中国政府が今年7月に出した事実上の「宿題、学習塾禁止令」が波紋を呼んでいる。小中学生を対象に、小学校1~2年生に対しては宿題を禁止、他の学年でも宿題の量を厳しく制限するほか、学習塾も新規開設および営利目的の活動は禁止、非営利団体としてのボランティア活動しか認めないなどという厳しいものだ。
しかし、中国では「上に政策があれば、下に対策がある」といわれるように、塾講師が小学生の自宅を訪問し、勉強を教えるなどの「違法」な運営をしていた塾が摘発されるなど、政府と学習塾側の「いたちごっこ」が続いている。中国メディアなどが伝えている。

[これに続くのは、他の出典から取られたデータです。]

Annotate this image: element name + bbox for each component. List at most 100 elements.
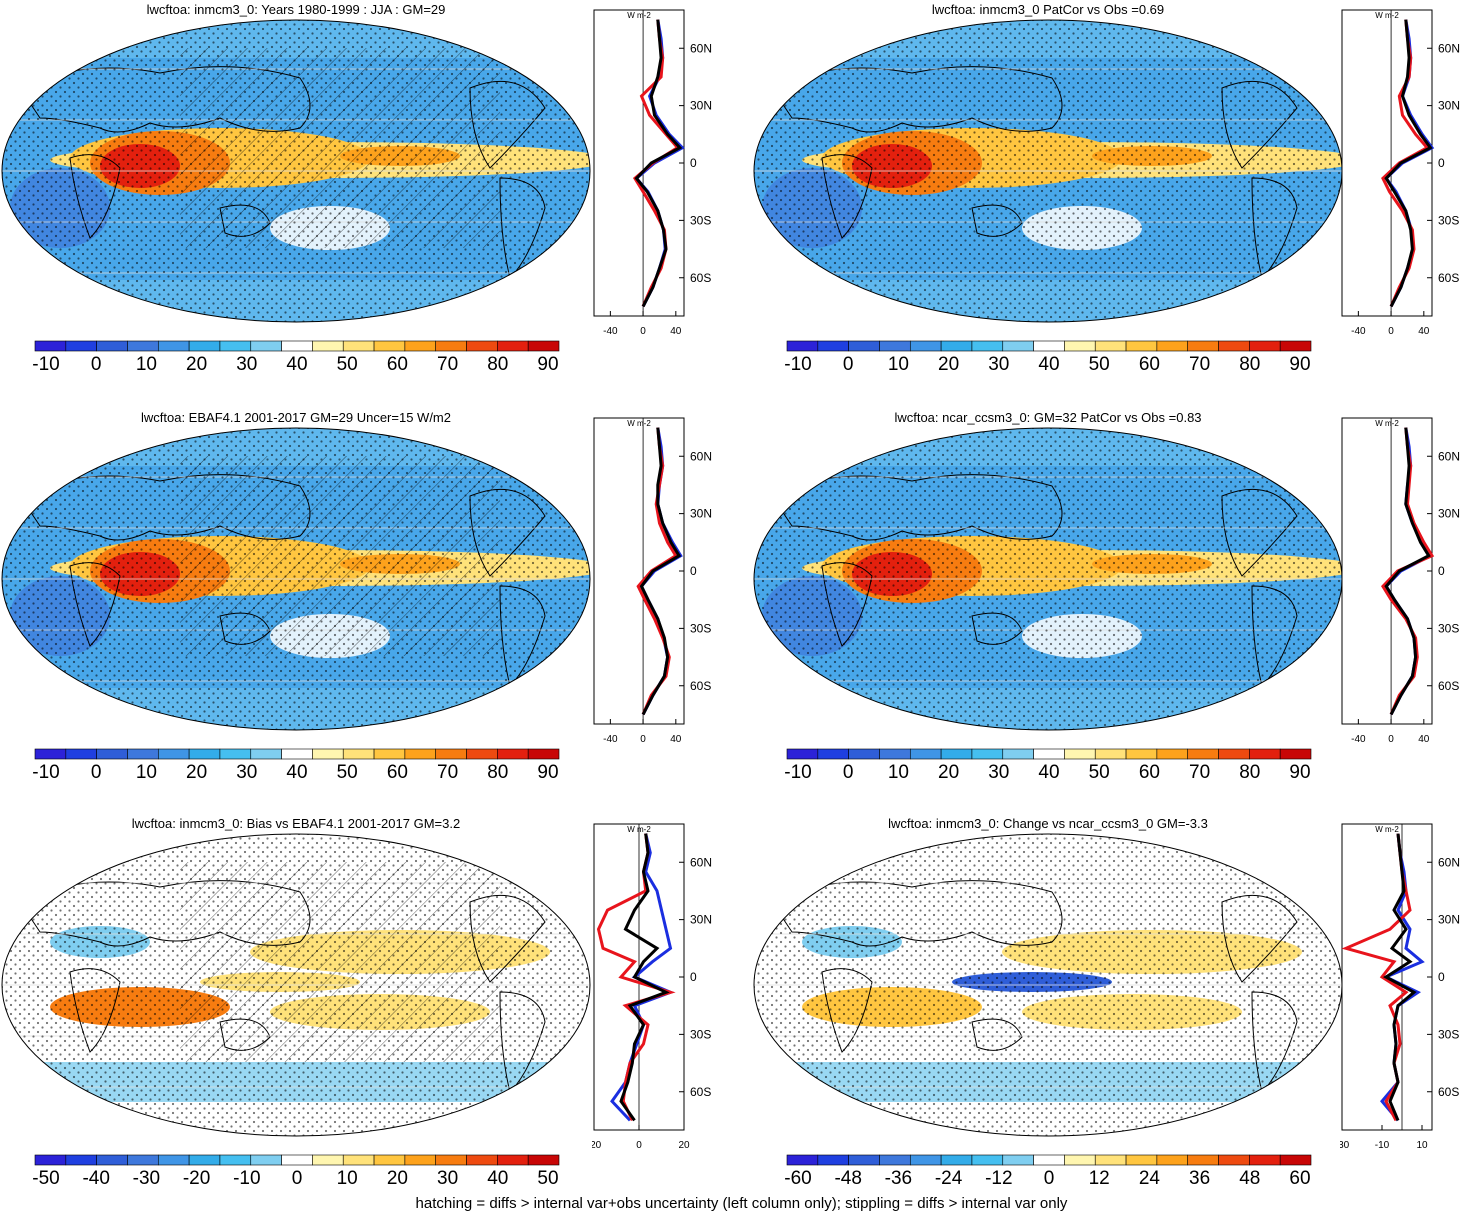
- zonal-x-tick-label: -40: [1351, 326, 1366, 337]
- zonal-x-tick-label: 40: [670, 734, 682, 745]
- colorbar-labels: -50 -40 -30 -20 -10 0 10 20 30 40 50: [32, 1168, 560, 1190]
- zonal-mean-plot: 60N 30N 0 30S 60S -30 -10 10 W m-2: [1340, 823, 1460, 1151]
- colorbar-tick-label: 80: [1239, 762, 1261, 783]
- colorbar-tick-label: 12: [1088, 1168, 1110, 1189]
- zonal-x-tick-label: 0: [640, 734, 646, 745]
- colorbar-tick-label: 0: [90, 762, 102, 783]
- colorbar-labels: -10 0 10 20 30 40 50 60 70 80 90: [32, 354, 560, 376]
- zonal-lat-label: 30S: [1438, 213, 1459, 227]
- zonal-lat-label: 30S: [1438, 621, 1459, 635]
- colorbar-tick-label: 24: [1138, 1168, 1160, 1189]
- zonal-lat-label: 30N: [690, 99, 712, 113]
- zonal-line-black: [634, 19, 683, 308]
- colorbar: [34, 1154, 560, 1166]
- colorbar-tick-label: -10: [233, 1168, 261, 1189]
- zonal-x-tick-label: 40: [1418, 734, 1430, 745]
- global-map: [753, 427, 1343, 731]
- colorbar-tick-label: -30: [132, 1168, 161, 1189]
- colorbar-tick-label: 10: [336, 1168, 358, 1189]
- colorbar-tick-label: 80: [1239, 354, 1261, 375]
- colorbar-tick-label: 40: [1038, 762, 1060, 783]
- zonal-x-tick-label: -10: [1375, 1140, 1390, 1151]
- global-map: [753, 19, 1343, 323]
- colorbar-tick-label: 20: [186, 762, 208, 783]
- colorbar: [786, 748, 1312, 760]
- colorbar-tick-label: 30: [988, 354, 1010, 375]
- colorbar-tick-label: 10: [135, 762, 157, 783]
- colorbar-tick-label: 20: [938, 354, 960, 375]
- zonal-line-black: [1384, 427, 1431, 716]
- colorbar: [34, 340, 560, 352]
- colorbar-tick-label: 40: [487, 1168, 509, 1189]
- map-title: lwcftoa: inmcm3_0: Change vs ncar_ccsm3_…: [888, 816, 1208, 831]
- colorbar-tick-label: 50: [336, 762, 358, 783]
- colorbar-tick-label: -10: [32, 762, 60, 783]
- colorbar-tick-label: 0: [842, 762, 854, 783]
- zonal-x-tick-label: 10: [1416, 1140, 1428, 1151]
- zonal-line-black: [1384, 19, 1433, 308]
- colorbar: [786, 340, 1312, 352]
- colorbar-tick-label: 20: [938, 762, 960, 783]
- zonal-lat-label: 0: [1438, 970, 1445, 984]
- colorbar-tick-label: 60: [1138, 354, 1160, 375]
- colorbar-tick-label: 50: [537, 1168, 559, 1189]
- zonal-unit-label: W m-2: [1375, 825, 1399, 834]
- colorbar-tick-label: 20: [386, 1168, 408, 1189]
- colorbar-tick-label: -10: [32, 354, 60, 375]
- colorbar-tick-label: 0: [90, 354, 102, 375]
- colorbar-tick-label: 0: [291, 1168, 303, 1189]
- colorbar-tick-label: 80: [487, 354, 509, 375]
- zonal-lat-label: 60N: [690, 41, 712, 55]
- zonal-lat-label: 30S: [690, 621, 711, 635]
- zonal-lat-label: 0: [690, 156, 697, 170]
- zonal-mean-plot: 60N 30N 0 30S 60S -40 0 40 W m-2: [1341, 417, 1460, 745]
- global-map: [1, 19, 591, 323]
- zonal-mean-plot: 60N 30N 0 30S 60S -40 0 40 W m-2: [1341, 9, 1460, 337]
- colorbar-tick-label: 30: [236, 354, 258, 375]
- colorbar-tick-label: 50: [1088, 354, 1110, 375]
- zonal-lat-label: 60S: [1438, 271, 1459, 285]
- figure-footnote: hatching = diffs > internal var+obs unce…: [415, 1195, 1068, 1212]
- zonal-unit-label: W m-2: [627, 825, 651, 834]
- colorbar-tick-label: 40: [286, 762, 308, 783]
- colorbar-labels: -60 -48 -36 -24 -12 0 12 24 36 48 60: [784, 1168, 1312, 1190]
- map-title: lwcftoa: EBAF4.1 2001-2017 GM=29 Uncer=1…: [141, 410, 451, 425]
- zonal-x-tick-label: 0: [636, 1140, 642, 1151]
- zonal-x-tick-label: -30: [1340, 1140, 1350, 1151]
- zonal-x-tick-label: -40: [603, 734, 618, 745]
- colorbar-labels: -10 0 10 20 30 40 50 60 70 80 90: [784, 354, 1312, 376]
- colorbar-tick-label: -20: [182, 1168, 211, 1189]
- zonal-lat-label: 30S: [1438, 1027, 1459, 1041]
- map-title: lwcftoa: inmcm3_0 PatCor vs Obs =0.69: [931, 2, 1165, 17]
- zonal-line-black: [1383, 833, 1417, 1121]
- colorbar-tick-label: -40: [82, 1168, 110, 1189]
- zonal-x-tick-label: -40: [603, 326, 618, 337]
- colorbar-tick-label: 0: [1043, 1168, 1055, 1189]
- colorbar-tick-label: 0: [842, 354, 854, 375]
- zonal-lat-label: 30S: [690, 213, 711, 227]
- zonal-unit-label: W m-2: [627, 11, 651, 20]
- colorbar-tick-label: 70: [1189, 762, 1211, 783]
- zonal-lat-label: 30N: [690, 913, 712, 927]
- colorbar-tick-label: 90: [537, 354, 559, 375]
- colorbar-tick-label: -10: [784, 762, 812, 783]
- zonal-unit-label: W m-2: [1375, 419, 1399, 428]
- zonal-lat-label: 60S: [690, 1085, 711, 1099]
- colorbar-tick-label: 60: [1289, 1168, 1311, 1189]
- zonal-lat-label: 30N: [1438, 507, 1460, 521]
- colorbar-tick-label: 90: [1289, 762, 1311, 783]
- colorbar-tick-label: 10: [887, 354, 909, 375]
- colorbar-tick-label: 70: [437, 354, 459, 375]
- colorbar-tick-label: -10: [784, 354, 812, 375]
- colorbar-tick-label: 60: [386, 354, 408, 375]
- zonal-x-tick-label: 40: [1418, 326, 1430, 337]
- colorbar: [34, 748, 560, 760]
- zonal-x-tick-label: -40: [1351, 734, 1366, 745]
- colorbar-tick-label: 30: [437, 1168, 459, 1189]
- colorbar-tick-label: 20: [186, 354, 208, 375]
- zonal-lat-label: 30N: [1438, 913, 1460, 927]
- zonal-mean-plot: 60N 30N 0 30S 60S -40 0 40 W m-2: [593, 9, 712, 337]
- colorbar-tick-label: -60: [784, 1168, 812, 1189]
- map-title: lwcftoa: inmcm3_0: Bias vs EBAF4.1 2001-…: [131, 816, 461, 831]
- zonal-lat-label: 30N: [1438, 99, 1460, 113]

中国政府は7月24日、「小中学生の宿題を軽減し、学外教育の負担を軽減する」という「双減」方針を発表。小中学校が児童・生徒に課す宿題を細かく制限すると同時に、小中学生向け学習塾の新設は認めず、既存の学習塾は非営利団体として登記させると通告。学校の宿題はともかく、学習塾は存在そのものが否定される形となった。
しかし、最近、北京市政府は「違法な運営をしていた63の学習塾を閉鎖させ、計311万元(約5293万円)の罰金を命じた」と発表。「彼らは自分たちのサービスを『コンサルティング』、『家庭科』、『住み込みの教師』などと称して放課後の家庭教師を提供しており、今後も無免許の組織や個人を一掃する」と通達した。
さらに、中国教育省は「放課後の家庭教師は、監督の目を避けるために地下に潜っているところもあり、それが政策の実施に影響を与え、悪影響を及ぼしている。これらの行為を断固として調査し、処罰するよう、すべての地域で指導する必要がある」と指摘している。
中国紙「南方都市報」によると、現役の教師や家庭教師が「栄養士」、「ジムの先生」、「保育士」などと称して、生徒の自宅に出入りし、勉強を教えているという。同紙は「受験競争の激化で急成長した学習塾業界では1000万人もの人たちが働いていたが、中国政府の弾圧とも言える政策で壊滅的な打撃を被っている。学習塾業界では8月末までに16万社が倒産した」と政府の方針を批判的に伝えている。
ネット上では「学習塾を禁止するのならば、テストもなくすべきで、高校や大学の入試もなくすべきだ。厳しい入学試験を抜本的に見直さないで、学習塾ばかりを責めるのは一方的に過ぎる」などとの声が出ている。